About half of the money raised here is expected to come in the form of soft money, donations that tend to be made by corporations, unions and wealthy individuals.
Although soft money cannot be used to assist a specific candidate, it can be used for issue advertising and voter-turnout programs that often serve the same purpose. The Democratic and Republican parties each raised about $250 million for last year's elections, double the total in the 1996 election cycle.
Advocates of a ban say that soft money is corrupting politics by allowing deep-pocketed donors to buy influence in Congress. Fred Wertheimer of Democracy 21, a group that advocates a soft-money ban, said that the rural and inner-city voters often represented by black caucus members tended to be hurt most by the current system, since they could never hope to raise enough money to counterbalance the fast-rising flood of corporate soft money. "This system damages them," Mr. Wertheimer said.
Most members of the black caucus have indicated they would support the Democratic leadership in the House and support a soft-money ban if there was a vote on the Shays- Meehan bill, named for its House sponsors, Christopher Shays, Republican of Connecticut, and Martin T. Meehan, Democrat of Massachusetts.
But when a vote appeared close last month, nearly a third of the caucus members signaled they would split with the party and vote against the bill, arguing that soft money had been vital to get-out-the- vote drives that bolstered their campaigns and the campaigns of white Democrats with largely black districts.
As he relaxed with other caucus members in the Horseshoe Casino in a lavish hospitality suite sponsored by Budweiser, Mr. Thompson called it hopeless to think that he and other black lawmakers from poor, mostly rural districts could ever make up for the loss of soft money.
His district is identified in census figures as the third poorest in the country, with a median income of about $13,000 a year.
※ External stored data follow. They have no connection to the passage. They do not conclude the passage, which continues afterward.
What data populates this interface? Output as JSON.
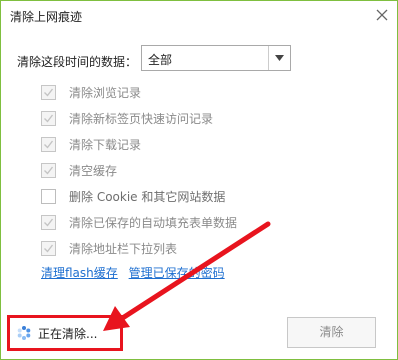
{
  "dialog": {
    "title": "清除上网痕迹",
    "close_icon": "close-icon"
  },
  "range": {
    "label": "清除这段时间的数据：",
    "selected": "全部"
  },
  "options": [
    {
      "label": "清除浏览记录",
      "checked": true,
      "enabled": false
    },
    {
      "label": "清除新标签页快速访问记录",
      "checked": true,
      "enabled": false
    },
    {
      "label": "清除下载记录",
      "checked": true,
      "enabled": false
    },
    {
      "label": "清空缓存",
      "checked": true,
      "enabled": false
    },
    {
      "label": "删除 Cookie 和其它网站数据",
      "checked": false,
      "enabled": true
    },
    {
      "label": "清除已保存的自动填充表单数据",
      "checked": true,
      "enabled": false
    },
    {
      "label": "清除地址栏下拉列表",
      "checked": true,
      "enabled": false
    }
  ],
  "links": {
    "flash": "清理flash缓存",
    "passwords": "管理已保存的密码"
  },
  "status": {
    "text": "正在清除...",
    "icon": "spinner-icon"
  },
  "buttons": {
    "clear": "清除"
  },
  "colors": {
    "border": "#7fbf3f",
    "annotation": "#e8141e",
    "link": "#1e6fd0"
  }
}
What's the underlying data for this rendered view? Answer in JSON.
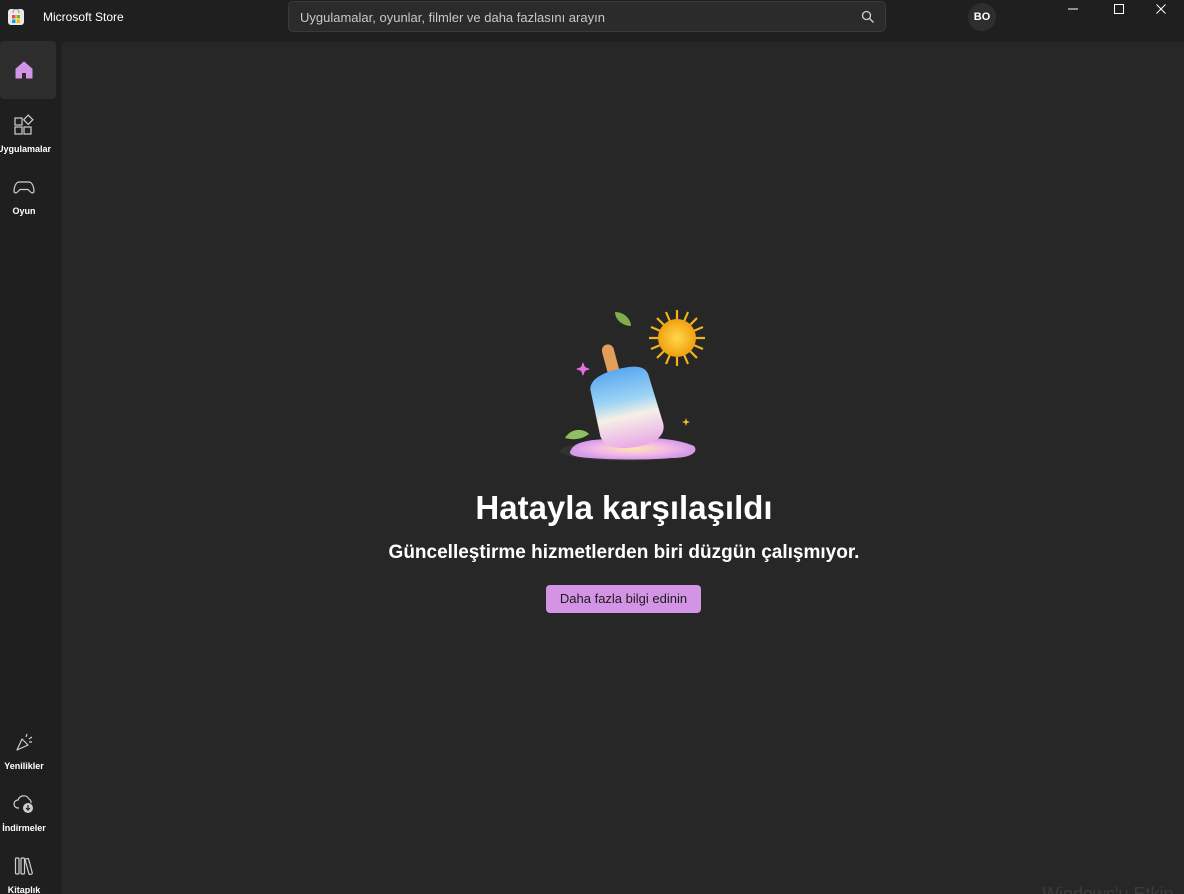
{
  "window": {
    "title": "Microsoft Store"
  },
  "search": {
    "placeholder": "Uygulamalar, oyunlar, filmler ve daha fazlasını arayın"
  },
  "account": {
    "initials": "BO"
  },
  "sidebar": {
    "items": [
      {
        "label": "",
        "icon": "home-icon",
        "active": true
      },
      {
        "label": "Uygulamalar",
        "icon": "apps-icon"
      },
      {
        "label": "Oyun",
        "icon": "gamepad-icon"
      },
      {
        "label": "Yenilikler",
        "icon": "whats-new-icon"
      },
      {
        "label": "İndirmeler",
        "icon": "downloads-icon"
      },
      {
        "label": "Kitaplık",
        "icon": "library-icon"
      }
    ]
  },
  "error": {
    "title": "Hatayla karşılaşıldı",
    "subtitle": "Güncelleştirme hizmetlerden biri düzgün çalışmıyor.",
    "button_label": "Daha fazla bilgi edinin"
  },
  "watermark": {
    "text": "Windows'u Etkin"
  },
  "colors": {
    "accent": "#d494e6",
    "background": "#1f1f1f",
    "content_background": "#272727"
  }
}
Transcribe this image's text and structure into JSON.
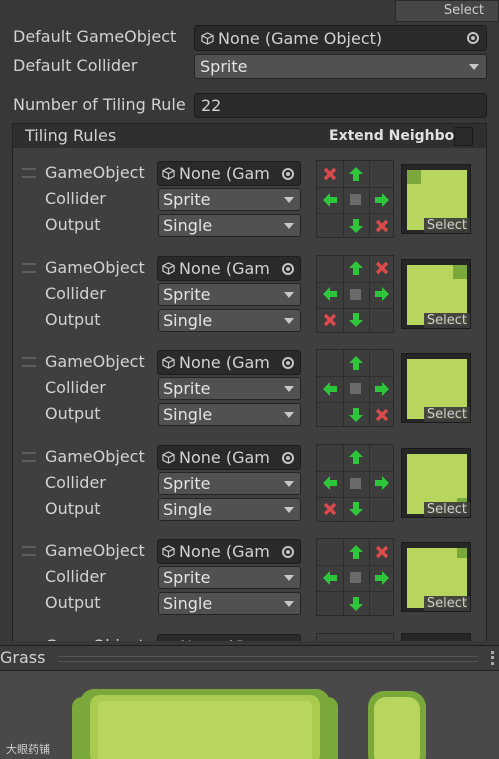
{
  "top_select_label": "Select",
  "default_gameobject": {
    "label": "Default GameObject",
    "value": "None (Game Object)"
  },
  "default_collider": {
    "label": "Default Collider",
    "value": "Sprite"
  },
  "tiling_count": {
    "label": "Number of Tiling Rule",
    "value": "22"
  },
  "tiling_rules": {
    "title": "Tiling Rules",
    "extend_neighbor": "Extend Neighbor"
  },
  "rule_labels": {
    "gameobject": "GameObject",
    "collider": "Collider",
    "output": "Output",
    "select": "Select"
  },
  "rules": [
    {
      "gameobject": "None (Gam",
      "collider": "Sprite",
      "output": "Single",
      "grid": [
        "x",
        "up",
        "",
        "left",
        "c",
        "right",
        "",
        "down",
        "x"
      ],
      "corner": "top-left"
    },
    {
      "gameobject": "None (Gam",
      "collider": "Sprite",
      "output": "Single",
      "grid": [
        "",
        "up",
        "x",
        "left",
        "c",
        "right",
        "x",
        "down",
        ""
      ],
      "corner": "top-right"
    },
    {
      "gameobject": "None (Gam",
      "collider": "Sprite",
      "output": "Single",
      "grid": [
        "",
        "up",
        "",
        "left",
        "c",
        "right",
        "",
        "down",
        "x"
      ],
      "corner": "none"
    },
    {
      "gameobject": "None (Gam",
      "collider": "Sprite",
      "output": "Single",
      "grid": [
        "",
        "up",
        "",
        "left",
        "c",
        "right",
        "x",
        "down",
        ""
      ],
      "corner": "bottom-right"
    },
    {
      "gameobject": "None (Gam",
      "collider": "Sprite",
      "output": "Single",
      "grid": [
        "",
        "up",
        "x",
        "left",
        "c",
        "right",
        "",
        "down",
        ""
      ],
      "corner": "top-right-small"
    }
  ],
  "partial_rule": {
    "gameobject": "None (Gam"
  },
  "preview_panel": {
    "title": "Grass"
  },
  "watermark": "大眼药铺",
  "colors": {
    "background": "#383838",
    "field": "#2a2a2a",
    "dropdown": "#515151",
    "arrow_green": "#2fc63b",
    "cross_red": "#d94a4a",
    "grass_light": "#b8d65e",
    "grass_dark": "#7aa83a"
  }
}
And there was little hard money to be raised from loyal voters who can usually help him out only with "fish fries and spaghetti dinners," he said.
Even House Democratic leaders who are staunch supporters of a soft- money ban say that black caucus members who oppose the ban have reason to be concerned about a moratorium and that the caucus's voter- education programs in Florida last November might have put Al Gore in the White House if there had been just a little more money.
"They have a very valid argument," said Representative Steny H. Hoyer of Maryland, who is not a member of the black caucus but flew to Mississippi to help the caucus raise money this weekend and to seek support in his race to become deputy Democratic leader in the House. "If you can't get hard money, you need to do something."
As he took a seat in the Horseshoe's hospitality suite, Representative Earl F. Hilliard of Alabama, whose district is listed as the seventh poorest in the country, said that he saw a soft-money ban as `'a threat to my continued service in the Congress."
In his district, he said, soft money was used last November for get-out- the-vote drives that made it possible for many of his impoverished Democratic supporters to reach the polls to cast a ballot. "I've got people who are 20 miles from the polls," Mr. Hilliard said. "How do we pay to get them there? Soft money."
He said the black caucus, through soft-money donations, was helping him pay for the services for a lawyer and a demographer as he lobbies the Alabama Legislature to stop it from redrawing the borders of his district in a way that threatens his re-election chances. "This has to paid for by somebody," he said.